We may be like Peter, who gave the right answer but had a very wrong understanding of that same answer. Peter represents the disciple who is committed, sincere and full of enthusiasm, while at the same time being delusional. He had very wrong ideas about the Messiah and from those ideas, he got very wrong expectations.  In spite of big crowds following him, Jesus was never a populist and never used deception to get or to keep the approval of the masses. He did not hide the difficulties which they would encounter in following him. Yes, he was the Messiah, but not a glorious, wealthy and powerful Messiah. Jesus presented himself as the Servant of Yahweh, announced by Isaiah, who accepted rejection, persecution and suffering for his people. He is the faithful servant, who has his life founded on the bedrock of God’s Word. In spite of facing suffering and death, he is “untouched by the insults”, keeping his trust in God, sure that he will “not be shamed” (Is 50:7).

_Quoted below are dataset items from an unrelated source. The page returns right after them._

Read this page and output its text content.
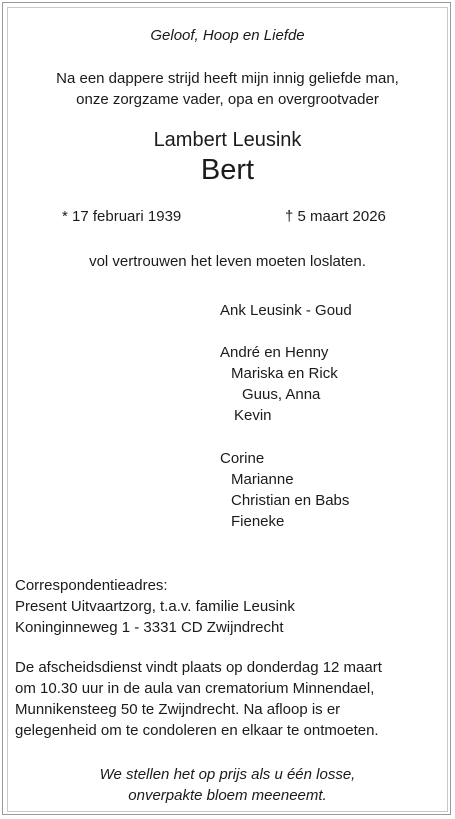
Geloof, Hoop en Liefde
Na een dappere strijd heeft mijn innig geliefde man,
onze zorgzame vader, opa en overgrootvader
Lambert Leusink
Bert
* 17 februari 1939	† 5 maart 2026
vol vertrouwen het leven moeten loslaten.
Ank Leusink - Goud
André en Henny
Mariska en Rick
Guus, Anna
Kevin
Corine
Marianne
Christian en Babs
Fieneke
Correspondentieadres:
Present Uitvaartzorg, t.a.v. familie Leusink
Koninginneweg 1 - 3331 CD Zwijndrecht
De afscheidsdienst vindt plaats op donderdag 12 maart
om 10.30 uur in de aula van crematorium Minnendael,
Munnikensteeg 50 te Zwijndrecht. Na afloop is er
gelegenheid om te condoleren en elkaar te ontmoeten.
We stellen het op prijs als u één losse,
onverpakte bloem meeneemt.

Being the Servant of Yahweh, Jesus speaks openly of his impending death. However, that is beyond comprehension and Peter reacted immediately, trying to dissuade Jesus from such fateful outcome. Jesus’ answer to Peter’s intervention can be considered as shocking: “Get behind me, Satan! Because the way you think is not God’s way but man’s.” Peter is the obtuse disciple who thinks that he knows better than his master. His ideas of the Messiah are not different from the proposals the devil made to Jesus in the desert.
Jesus’ way of salvation passes through suffering and death and there is no way to avoid them. 

“If anyone wants to be a follower of mine, let him renounce himself and take up his cross and follow me. For anyone who wants to save his life will lose it; but anyone who loses his life for my sake, and for the sake of the gospel, will save it” (Mc 8:34-35).